Candles flickering on the solar surface


At high spatial resolution, Ellerman Bombs appear as candles flickering on the solar surface. Despite all we have learned about their nature in the past few years, a lot still stays unclear, writes Dr. Sanja Danilovic, from Stockholm University (Sweden). The European Solar Telescope will enable us to look into these features in unprecedented detail, she adds.

 

High-resolution observations and simulations of Ellerman Bombs. / Credit: Observations by Gregal Vissers (ISP, Stockholm University), animation by NCAR Vapor software

 

On September 21, 1915, while observing the Sun at Mount Wilson Observatory (USA), Ferdinand Ellerman saw an intense brightening in solar spectra. He wrote: "On the first occasion the appearance was so extraordinary that it seemed hardly real; after the second observation, however, the existence of such phenomena as part of the solar activity seemed established." Because these features were so prominent in spectra of hydrogen lines, he named them "solar hydrogen bombs". Today we call them after the discoverer himself - "Ellerman bombs" or just "EBs".
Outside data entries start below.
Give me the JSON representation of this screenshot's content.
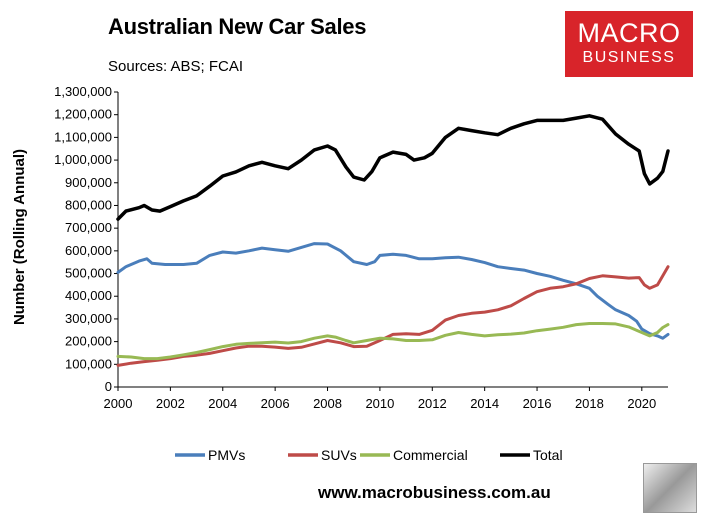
{
  "header": {
    "title": "Australian New Car Sales",
    "subtitle": "Sources: ABS; FCAI"
  },
  "logo": {
    "line1": "MACRO",
    "line2": "BUSINESS",
    "color": "#d8242a"
  },
  "footer": {
    "url": "www.macrobusiness.com.au"
  },
  "chart_data": {
    "type": "line",
    "ylabel": "Number (Rolling Annual)",
    "xlim": [
      2000,
      2021
    ],
    "ylim": [
      0,
      1300000
    ],
    "xticks": [
      2000,
      2002,
      2004,
      2006,
      2008,
      2010,
      2012,
      2014,
      2016,
      2018,
      2020
    ],
    "yticks": [
      0,
      100000,
      200000,
      300000,
      400000,
      500000,
      600000,
      700000,
      800000,
      900000,
      1000000,
      1100000,
      1200000,
      1300000
    ],
    "ytick_labels": [
      "0",
      "100,000",
      "200,000",
      "300,000",
      "400,000",
      "500,000",
      "600,000",
      "700,000",
      "800,000",
      "900,000",
      "1,000,000",
      "1,100,000",
      "1,200,000",
      "1,300,000"
    ],
    "grid": false,
    "legend_position": "bottom",
    "series": [
      {
        "name": "PMVs",
        "color": "#4a7ebb",
        "points": [
          [
            2000,
            505000
          ],
          [
            2000.3,
            530000
          ],
          [
            2000.8,
            555000
          ],
          [
            2001.1,
            565000
          ],
          [
            2001.3,
            545000
          ],
          [
            2001.8,
            540000
          ],
          [
            2002.5,
            540000
          ],
          [
            2003,
            545000
          ],
          [
            2003.5,
            580000
          ],
          [
            2004,
            595000
          ],
          [
            2004.5,
            590000
          ],
          [
            2005,
            600000
          ],
          [
            2005.5,
            612000
          ],
          [
            2006,
            605000
          ],
          [
            2006.5,
            598000
          ],
          [
            2007,
            615000
          ],
          [
            2007.5,
            632000
          ],
          [
            2008,
            630000
          ],
          [
            2008.5,
            600000
          ],
          [
            2009,
            552000
          ],
          [
            2009.5,
            540000
          ],
          [
            2009.8,
            552000
          ],
          [
            2010,
            580000
          ],
          [
            2010.5,
            585000
          ],
          [
            2011,
            580000
          ],
          [
            2011.5,
            565000
          ],
          [
            2012,
            565000
          ],
          [
            2012.5,
            570000
          ],
          [
            2013,
            572000
          ],
          [
            2013.5,
            562000
          ],
          [
            2014,
            548000
          ],
          [
            2014.5,
            530000
          ],
          [
            2015,
            522000
          ],
          [
            2015.5,
            515000
          ],
          [
            2016,
            500000
          ],
          [
            2016.5,
            488000
          ],
          [
            2017,
            470000
          ],
          [
            2017.5,
            455000
          ],
          [
            2018,
            435000
          ],
          [
            2018.3,
            400000
          ],
          [
            2018.7,
            365000
          ],
          [
            2019,
            340000
          ],
          [
            2019.5,
            315000
          ],
          [
            2019.8,
            290000
          ],
          [
            2020,
            255000
          ],
          [
            2020.3,
            235000
          ],
          [
            2020.6,
            225000
          ],
          [
            2020.8,
            215000
          ],
          [
            2021,
            232000
          ]
        ]
      },
      {
        "name": "SUVs",
        "color": "#be4b48",
        "points": [
          [
            2000,
            95000
          ],
          [
            2000.5,
            105000
          ],
          [
            2001,
            112000
          ],
          [
            2001.5,
            118000
          ],
          [
            2002,
            125000
          ],
          [
            2002.5,
            135000
          ],
          [
            2003,
            140000
          ],
          [
            2003.5,
            148000
          ],
          [
            2004,
            160000
          ],
          [
            2004.5,
            172000
          ],
          [
            2005,
            180000
          ],
          [
            2005.5,
            180000
          ],
          [
            2006,
            176000
          ],
          [
            2006.5,
            170000
          ],
          [
            2007,
            175000
          ],
          [
            2007.5,
            190000
          ],
          [
            2008,
            205000
          ],
          [
            2008.5,
            195000
          ],
          [
            2009,
            178000
          ],
          [
            2009.5,
            180000
          ],
          [
            2010,
            205000
          ],
          [
            2010.5,
            232000
          ],
          [
            2011,
            235000
          ],
          [
            2011.5,
            232000
          ],
          [
            2012,
            250000
          ],
          [
            2012.5,
            295000
          ],
          [
            2013,
            315000
          ],
          [
            2013.5,
            325000
          ],
          [
            2014,
            330000
          ],
          [
            2014.5,
            340000
          ],
          [
            2015,
            358000
          ],
          [
            2015.5,
            390000
          ],
          [
            2016,
            420000
          ],
          [
            2016.5,
            435000
          ],
          [
            2017,
            442000
          ],
          [
            2017.5,
            455000
          ],
          [
            2018,
            478000
          ],
          [
            2018.5,
            490000
          ],
          [
            2019,
            485000
          ],
          [
            2019.5,
            480000
          ],
          [
            2019.9,
            482000
          ],
          [
            2020.1,
            450000
          ],
          [
            2020.3,
            435000
          ],
          [
            2020.6,
            450000
          ],
          [
            2020.8,
            490000
          ],
          [
            2021,
            530000
          ]
        ]
      },
      {
        "name": "Commercial",
        "color": "#98b954",
        "points": [
          [
            2000,
            135000
          ],
          [
            2000.5,
            132000
          ],
          [
            2001,
            125000
          ],
          [
            2001.5,
            125000
          ],
          [
            2002,
            132000
          ],
          [
            2002.5,
            142000
          ],
          [
            2003,
            152000
          ],
          [
            2003.5,
            165000
          ],
          [
            2004,
            178000
          ],
          [
            2004.5,
            188000
          ],
          [
            2005,
            192000
          ],
          [
            2005.5,
            195000
          ],
          [
            2006,
            198000
          ],
          [
            2006.5,
            194000
          ],
          [
            2007,
            200000
          ],
          [
            2007.5,
            215000
          ],
          [
            2008,
            225000
          ],
          [
            2008.3,
            220000
          ],
          [
            2008.7,
            205000
          ],
          [
            2009,
            195000
          ],
          [
            2009.5,
            205000
          ],
          [
            2010,
            215000
          ],
          [
            2010.5,
            212000
          ],
          [
            2011,
            205000
          ],
          [
            2011.5,
            205000
          ],
          [
            2012,
            208000
          ],
          [
            2012.5,
            228000
          ],
          [
            2013,
            240000
          ],
          [
            2013.5,
            232000
          ],
          [
            2014,
            225000
          ],
          [
            2014.5,
            230000
          ],
          [
            2015,
            233000
          ],
          [
            2015.5,
            238000
          ],
          [
            2016,
            248000
          ],
          [
            2016.5,
            255000
          ],
          [
            2017,
            263000
          ],
          [
            2017.5,
            275000
          ],
          [
            2018,
            280000
          ],
          [
            2018.5,
            280000
          ],
          [
            2019,
            278000
          ],
          [
            2019.5,
            265000
          ],
          [
            2020,
            240000
          ],
          [
            2020.3,
            225000
          ],
          [
            2020.6,
            240000
          ],
          [
            2020.8,
            262000
          ],
          [
            2021,
            275000
          ]
        ]
      },
      {
        "name": "Total",
        "color": "#000000",
        "points": [
          [
            2000,
            740000
          ],
          [
            2000.3,
            775000
          ],
          [
            2000.8,
            790000
          ],
          [
            2001,
            800000
          ],
          [
            2001.3,
            780000
          ],
          [
            2001.6,
            775000
          ],
          [
            2002,
            795000
          ],
          [
            2002.5,
            820000
          ],
          [
            2003,
            842000
          ],
          [
            2003.5,
            885000
          ],
          [
            2004,
            930000
          ],
          [
            2004.5,
            948000
          ],
          [
            2005,
            975000
          ],
          [
            2005.5,
            990000
          ],
          [
            2006,
            975000
          ],
          [
            2006.5,
            962000
          ],
          [
            2007,
            1000000
          ],
          [
            2007.5,
            1045000
          ],
          [
            2008,
            1062000
          ],
          [
            2008.3,
            1045000
          ],
          [
            2008.7,
            970000
          ],
          [
            2009,
            925000
          ],
          [
            2009.4,
            912000
          ],
          [
            2009.7,
            950000
          ],
          [
            2010,
            1010000
          ],
          [
            2010.5,
            1035000
          ],
          [
            2011,
            1025000
          ],
          [
            2011.3,
            1000000
          ],
          [
            2011.7,
            1010000
          ],
          [
            2012,
            1030000
          ],
          [
            2012.5,
            1100000
          ],
          [
            2013,
            1140000
          ],
          [
            2013.5,
            1130000
          ],
          [
            2014,
            1120000
          ],
          [
            2014.5,
            1112000
          ],
          [
            2015,
            1140000
          ],
          [
            2015.5,
            1160000
          ],
          [
            2016,
            1175000
          ],
          [
            2016.5,
            1175000
          ],
          [
            2017,
            1175000
          ],
          [
            2017.5,
            1185000
          ],
          [
            2018,
            1195000
          ],
          [
            2018.5,
            1180000
          ],
          [
            2019,
            1115000
          ],
          [
            2019.5,
            1070000
          ],
          [
            2019.9,
            1040000
          ],
          [
            2020.1,
            940000
          ],
          [
            2020.3,
            895000
          ],
          [
            2020.6,
            920000
          ],
          [
            2020.8,
            950000
          ],
          [
            2021,
            1040000
          ]
        ]
      }
    ]
  }
}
These features are common part of flux emergence. They occur repetitively in young emerging active regions, last for a few minutes and then disappear. When we look at them with today's instrumentation and sample the wings of the H-alpha spectral line, they appear as candles that flicker at the solar surface, sometimes with multiple flames. They are as long as 1000 km and almost always point towards the solar limb.
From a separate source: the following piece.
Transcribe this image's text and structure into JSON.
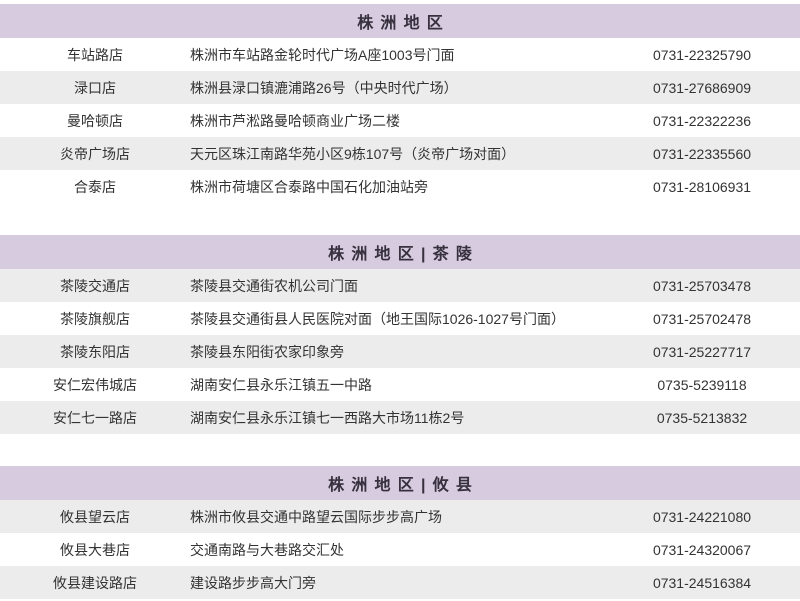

It took us exactly 100 years to explain what they really are. Thanks to numerical simulations, we can now say with certainty that these are locations where magnetic field reconnects and magnetic energy is converted to kinetic and thermal energy. During the reconnection, hot pockets of plasma are formed, which we then see as elongated flame-like features when we look at them from certain perspectives. They mark the location where heavy material that emerges from inside the Sun, gets rid of much of its mass and becomes free to expand further towards the upper solar atmosphere.

Although we have learned a lot about the nature of EBs in the past few years, a lot still stays unclear. The European Solar Telescope will enable us to look at these features in more detail and discover more about their properties and the underlying physical process.
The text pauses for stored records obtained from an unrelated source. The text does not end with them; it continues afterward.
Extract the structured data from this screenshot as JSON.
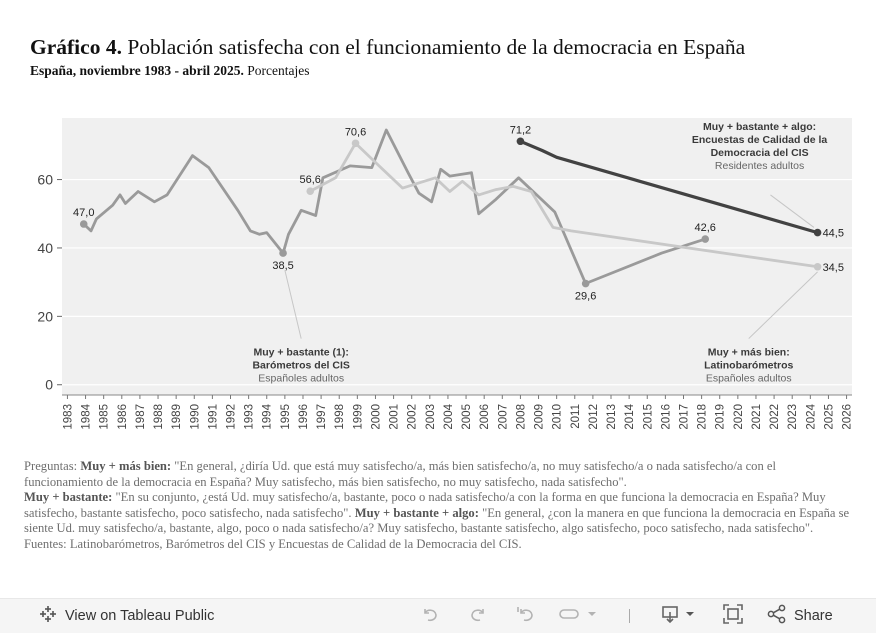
{
  "title": {
    "bold": "Gráfico 4.",
    "text": "Población satisfecha con el funcionamiento de la democracia en España"
  },
  "subtitle": {
    "bold": "España, noviembre 1983 - abril 2025.",
    "text": "Porcentajes"
  },
  "chart_data": {
    "type": "line",
    "xlim": [
      1982.7,
      2026.3
    ],
    "ylim": [
      -3,
      78
    ],
    "yticks": [
      0,
      20,
      40,
      60
    ],
    "xticks": [
      "1983",
      "1984",
      "1985",
      "1986",
      "1987",
      "1988",
      "1989",
      "1990",
      "1991",
      "1992",
      "1993",
      "1994",
      "1995",
      "1996",
      "1997",
      "1998",
      "1999",
      "2000",
      "2001",
      "2002",
      "2003",
      "2004",
      "2005",
      "2006",
      "2007",
      "2008",
      "2009",
      "2010",
      "2011",
      "2012",
      "2013",
      "2014",
      "2015",
      "2016",
      "2017",
      "2018",
      "2019",
      "2020",
      "2021",
      "2022",
      "2023",
      "2024",
      "2025",
      "2026"
    ],
    "grid": true,
    "series": [
      {
        "key": "cis",
        "color": "#9a9a9a",
        "points": [
          [
            1983.9,
            47.0
          ],
          [
            1984.3,
            45.0
          ],
          [
            1984.6,
            48.5
          ],
          [
            1985.5,
            52.5
          ],
          [
            1985.9,
            55.5
          ],
          [
            1986.2,
            53.0
          ],
          [
            1986.9,
            56.5
          ],
          [
            1987.8,
            53.5
          ],
          [
            1988.5,
            55.5
          ],
          [
            1989.9,
            67.0
          ],
          [
            1990.8,
            63.5
          ],
          [
            1992.4,
            51.0
          ],
          [
            1993.1,
            45.0
          ],
          [
            1993.6,
            44.0
          ],
          [
            1994.0,
            44.5
          ],
          [
            1994.9,
            38.5
          ],
          [
            1995.2,
            44.0
          ],
          [
            1995.9,
            51.0
          ],
          [
            1996.7,
            49.5
          ],
          [
            1997.1,
            60.5
          ],
          [
            1998.6,
            64.0
          ],
          [
            1999.8,
            63.5
          ],
          [
            2000.6,
            74.5
          ],
          [
            2001.8,
            62.0
          ],
          [
            2002.4,
            56.0
          ],
          [
            2003.1,
            53.5
          ],
          [
            2003.6,
            63.0
          ],
          [
            2004.1,
            61.0
          ],
          [
            2005.3,
            62.0
          ],
          [
            2005.7,
            50.0
          ],
          [
            2006.6,
            54.0
          ],
          [
            2007.9,
            60.5
          ],
          [
            2009.9,
            50.5
          ],
          [
            2011.6,
            29.6
          ],
          [
            2015.8,
            38.5
          ],
          [
            2018.2,
            42.6
          ]
        ]
      },
      {
        "key": "latino",
        "color": "#c8c8c8",
        "points": [
          [
            1996.4,
            56.6
          ],
          [
            1997.8,
            60.5
          ],
          [
            1998.9,
            70.6
          ],
          [
            2000.2,
            64.0
          ],
          [
            2001.5,
            57.5
          ],
          [
            2003.3,
            60.5
          ],
          [
            2004.1,
            56.5
          ],
          [
            2004.8,
            59.5
          ],
          [
            2005.7,
            55.5
          ],
          [
            2006.6,
            57.0
          ],
          [
            2007.6,
            58.0
          ],
          [
            2008.6,
            56.5
          ],
          [
            2009.8,
            46.0
          ],
          [
            2010.8,
            45.0
          ],
          [
            2024.4,
            34.5
          ]
        ]
      },
      {
        "key": "calidad",
        "color": "#424242",
        "points": [
          [
            2008.0,
            71.2
          ],
          [
            2009.2,
            68.5
          ],
          [
            2010.0,
            66.5
          ],
          [
            2024.4,
            44.5
          ]
        ]
      }
    ],
    "point_labels": [
      {
        "text": "47,0",
        "x": 1983.9,
        "y": 47.0,
        "pos": "above"
      },
      {
        "text": "38,5",
        "x": 1994.9,
        "y": 38.5,
        "pos": "below"
      },
      {
        "text": "56,6",
        "x": 1996.4,
        "y": 56.6,
        "pos": "above"
      },
      {
        "text": "70,6",
        "x": 1998.9,
        "y": 70.6,
        "pos": "above"
      },
      {
        "text": "71,2",
        "x": 2008.0,
        "y": 71.2,
        "pos": "above"
      },
      {
        "text": "42,6",
        "x": 2018.2,
        "y": 42.6,
        "pos": "above"
      },
      {
        "text": "29,6",
        "x": 2011.6,
        "y": 29.6,
        "pos": "below"
      },
      {
        "text": "44,5",
        "x": 2024.4,
        "y": 44.5,
        "pos": "right"
      },
      {
        "text": "34,5",
        "x": 2024.4,
        "y": 34.5,
        "pos": "right"
      }
    ],
    "annotations": [
      {
        "key": "cis",
        "lines": [
          "Muy + bastante (1):",
          "Barómetros del CIS",
          "Españoles adultos"
        ],
        "x": 1995.9,
        "y": 8.5,
        "from": [
          1995.0,
          33.5
        ],
        "to": [
          1995.9,
          13.5
        ]
      },
      {
        "key": "latino",
        "lines": [
          "Muy + más bien:",
          "Latinobarómetros",
          "Españoles adultos"
        ],
        "x": 2020.6,
        "y": 8.5,
        "from": [
          2024.4,
          33.0
        ],
        "to": [
          2020.6,
          13.5
        ]
      },
      {
        "key": "calidad",
        "lines": [
          "Muy + bastante + algo:",
          "Encuestas de Calidad de la",
          "Democracia del CIS",
          "Residentes adultos"
        ],
        "x": 2021.2,
        "y": 74.5,
        "from": [
          2021.8,
          55.5
        ],
        "to": [
          2024.2,
          46.0
        ]
      }
    ]
  },
  "notes": {
    "p1_pre": "Preguntas: ",
    "p1_bold": "Muy + más bien:",
    "p1_text": " \"En general, ¿diría Ud. que está muy satisfecho/a, más bien satisfecho/a, no muy satisfecho/a o nada satisfecho/a con el funcionamiento de la democracia en España? Muy satisfecho, más bien satisfecho, no muy satisfecho, nada satisfecho\".",
    "p2_bold": "Muy + bastante:",
    "p2_text": " \"En su conjunto, ¿está Ud. muy satisfecho/a, bastante, poco o nada satisfecho/a con la forma en que funciona la democracia en España? Muy satisfecho, bastante satisfecho, poco satisfecho, nada satisfecho\". ",
    "p2_bold2": "Muy + bastante + algo:",
    "p2_text2": " \"En general, ¿con la manera en que funciona la democracia en España se siente Ud. muy satisfecho/a, bastante, algo, poco o nada satisfecho/a? Muy satisfecho, bastante satisfecho, algo satisfecho, poco satisfecho, nada satisfecho\".",
    "p3": "Fuentes: Latinobarómetros, Barómetros del CIS y Encuestas de Calidad de la Democracia del CIS."
  },
  "toolbar": {
    "view_label": "View on Tableau Public",
    "share_label": "Share"
  },
  "icons": {
    "tableau": "tableau-logo-icon",
    "undo": "undo-icon",
    "redo": "redo-icon",
    "revert": "revert-icon",
    "pause": "pause-icon",
    "download": "download-icon",
    "fullscreen": "fullscreen-icon",
    "share": "share-icon"
  }
}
The first half of the movie shows EBs as flames close to the solar limb in the red wing of the H-alpha spectral line as observed with the CRISP instrument at the Swedish 1-m solar Telescope on La Palma (Spain). The second half presents simulations showing the emergence of a magnetic sheet to the solar surface. Color lines denote magnetic field lines as they emerge and reconnect. The green areas are hot regions which correspond to the flames we observe. The animation was made by using the NCAR Vapor visualization software.